RESUMO: O presente artigo trata da análise da constitucionalidade da prisão preventiva com base na garantia da ordem pública e as posições doutrinárias existentes.
Palavras-chave: Constitucionalidade. Prisão Preventiva. Ordem Pública.
1 INTRODUÇÃO
O significado da expressão “garantia da ordem pública”, um dos requisitos exigidos para decretação da prisão preventiva e trazido pela Lei n. 12.403/11, não é pacifico, nem na jurisprudência, e nem na doutrina, encontrando diversos entendimentos sendo alguns a favor da constitucionalidade e outros contra.
Buscando a manutenção da paz do corpo social, a lei quis impedir a prática de reincidência dos réus durante a investigação criminal e do processo bem como, uma intenção implícita, que é resguardar a própria credibilidade da Justiça brasileira reafirmando a autoridade e a validade da ordem jurídica, colocada em xeque pela conduta do criminoso.
Durante o exposto neste trabalho, serão demonstrados os argumentos prós e contras esse requisito específico tentando, de uma forma sintática e educativa entender o porquê de tal conflito doutrinário e jurisprudencial.
2 CONCEITO DE ORDEM PÚBLICA
Observando o art. 312 do Código de Processo Penal encontramos o requisito da garantia da ordem pública como fundamento para a decretação da prisão preventiva, porém, trata-se de um conceito jurídico indeterminado, até mesmo vago, mas que basicamente significa a existência de indícios de que o réu voltará a delinquir, caso permaneça em contato livre com a sociedade.

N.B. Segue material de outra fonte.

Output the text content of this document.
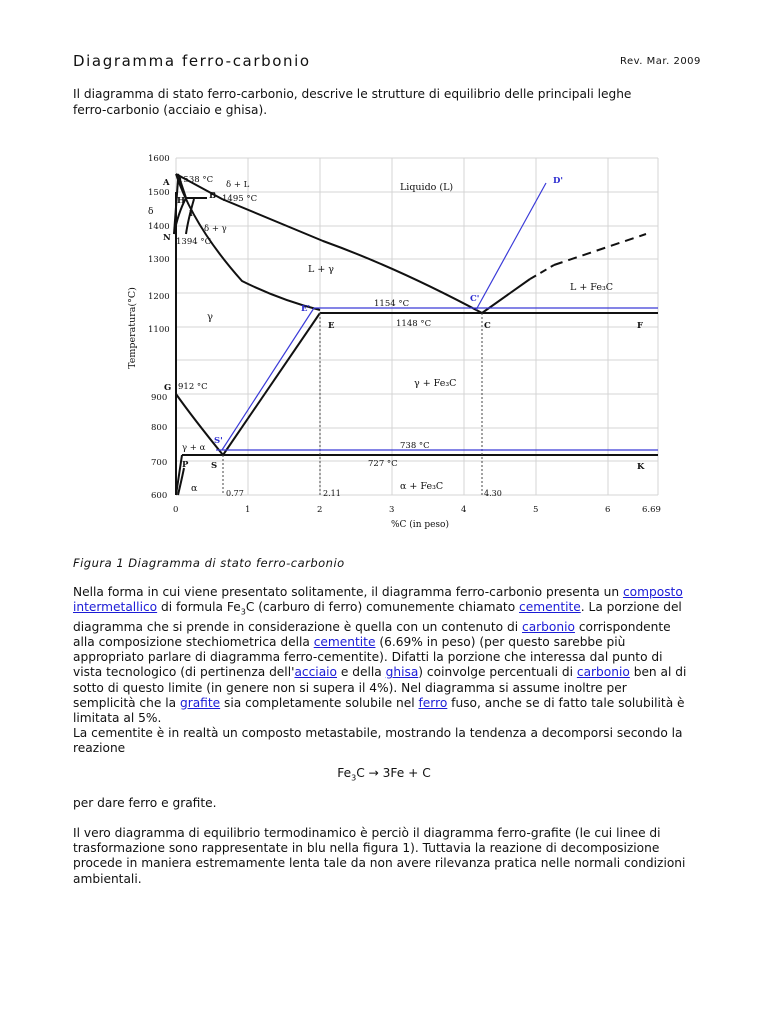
Diagramma ferro-carbonio	Rev. Mar. 2009
Il diagramma di stato ferro-carbonio, descrive le strutture di equilibrio delle principali leghe
ferro-carbonio (acciaio e ghisa).
1600
1500
1400
1300
1200
1100
900
800
700
600
0	1	2	3	4	5	6	6.69
Temperatura(°C)
%C (in peso)
A
B
H
I
N
G
P	S
E	C	F
K
E'
C'
S'
D'
1538 °C δ + L
1495 °C
δ
δ + γ
1394 °C
Liquido (L)
L + γ
L + Fe₃C
γ
1154 °C
1148 °C
912 °C	γ + Fe₃C
γ + α	738 °C
727 °C
α	α + Fe₃C
0.77	2.11	4.30
Figura 1 Diagramma di stato ferro-carbonio
Nella forma in cui viene presentato solitamente, il diagramma ferro-carbonio presenta un composto
intermetallico di formula $Fe_3C$ (carburo di ferro) comunemente chiamato cementite. La porzione del
diagramma che si prende in considerazione è quella con un contenuto di carbonio corrispondente
alla composizione stechiometrica della cementite (6.69% in peso) (per questo sarebbe più
appropriato parlare di diagramma ferro-cementite). Difatti la porzione che interessa dal punto di
vista tecnologico (di pertinenza dell'acciaio e della ghisa) coinvolge percentuali di carbonio ben al di
sotto di questo limite (in genere non si supera il 4%). Nel diagramma si assume inoltre per
semplicità che la grafite sia completamente solubile nel ferro fuso, anche se di fatto tale solubilità è
limitata al 5%.
La cementite è in realtà un composto metastabile, mostrando la tendenza a decomporsi secondo la
reazione
$Fe_3C \to 3Fe + C$
per dare ferro e grafite.
Il vero diagramma di equilibrio termodinamico è perciò il diagramma ferro-grafite (le cui linee di
trasformazione sono rappresentate in blu nella figura 1). Tuttavia la reazione di decomposizione
procede in maniera estremamente lenta tale da non avere rilevanza pratica nelle normali condizioni
ambientali.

Entende-se ser uma paz e tranquilidade do meio social. Deste modo, aquele que se encontra absolutamente envolvido na vida do crime têm sua restrição de liberdade justificada em razão de um interesse público maior.
Basileu Garcia entende o tema da seguinte forma:
Para a garantia da ordem pública, visará o magistrado, ao decretar a prisão preventiva, evitar que o delinqüente volte a cometer delitos, ou porque é acentuadamente propenso a práticas delituosas, ou porque, em liberdade, encontraria os mesmos estímulos relacionados com a infração cometida. Trata-se, por vezes, de criminosos habituais, indivíduos cuja vida social é uma sucessão interminável de ofensas à lei penal: contumazes assaltantes da propriedade, por exemplo. Quando outros motivos não ocorressem, o intuito de impedir novas violações determinaria a providência.

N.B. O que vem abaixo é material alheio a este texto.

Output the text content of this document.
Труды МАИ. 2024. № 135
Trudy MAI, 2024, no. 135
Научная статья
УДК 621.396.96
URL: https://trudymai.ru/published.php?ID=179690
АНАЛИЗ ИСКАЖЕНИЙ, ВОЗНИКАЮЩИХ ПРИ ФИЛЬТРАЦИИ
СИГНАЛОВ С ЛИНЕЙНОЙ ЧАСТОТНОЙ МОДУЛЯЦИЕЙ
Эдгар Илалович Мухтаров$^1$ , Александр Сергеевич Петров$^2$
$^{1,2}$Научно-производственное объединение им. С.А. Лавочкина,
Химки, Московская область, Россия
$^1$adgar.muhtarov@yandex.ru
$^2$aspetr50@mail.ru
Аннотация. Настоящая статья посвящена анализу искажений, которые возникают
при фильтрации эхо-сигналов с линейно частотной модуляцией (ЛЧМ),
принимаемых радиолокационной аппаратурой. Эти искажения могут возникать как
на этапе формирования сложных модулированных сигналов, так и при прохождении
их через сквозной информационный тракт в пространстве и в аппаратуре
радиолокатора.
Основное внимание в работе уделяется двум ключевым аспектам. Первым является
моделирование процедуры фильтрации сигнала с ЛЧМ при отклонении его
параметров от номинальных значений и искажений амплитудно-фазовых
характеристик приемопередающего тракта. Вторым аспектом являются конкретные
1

O professor Eugênio Pacelli por sua vez entende:
a prisão para a garantia da ordem pública não se destina a proteger o processo penal, enquanto instrumento de aplicação da lei penal. Dirige-se, ao contrário, à ela seria duramente atingida pelo não-aprisionamento de autores de crimes que causassem intranqüilidade social.
Ainda nesse sentido, Antônio Magalhães Gomes Filho leciona:
à ordem pública relacionam-se todas aquelas finalidades do encarceramento provisório que não se enquadram nas exigências de caráter cautelar propriamente ditas, mas constituem formas de privação da liberdade adotadas como medidas de defesa social; fala-se, então, em ‘exemplaridade’, no sentido de imediata reação ao delito, que teria como efeito satisfazer o sentimento de justiça da sociedade; ou, ainda, a prevenção especial, assim entendida a necessidade de se evitar novos crimes.
Acreditamos que a própria brutalidade extraída do delito pode provocar grande comoção no meio social e por seguinte dando uma sensação de impunidade e descrédito pela demora na prestação jurisdicional, de tal forma que, havendo motivo justificante (entenda-se justa causa), não convém aguardar-se até o trânsito em julgado do processo para só então prender o indivíduo.
Neste sentido, o STF, pelas palavra do ministro Celso de Melo:
a prisão preventiva, que não deve ser confundida com a prisão penal, pois não objetiva infligir punição àquele que sofre a sua decretação, mas sim atuar em benefício da atividade estatal desenvolvida no processo penal, não pode ser decretada com base no estado de comoção social e de eventual indignação popular, isoladamente considerados. Também não se reveste de idoneidade jurídica, para efeito de justificação de segregação cautelar, a alegação de que o acusado, por dispor de privilegiada condição econômico-financeira, deveria ser mantido na prisão, em nome da credibilidade das instituições e da preservação da ordem pública.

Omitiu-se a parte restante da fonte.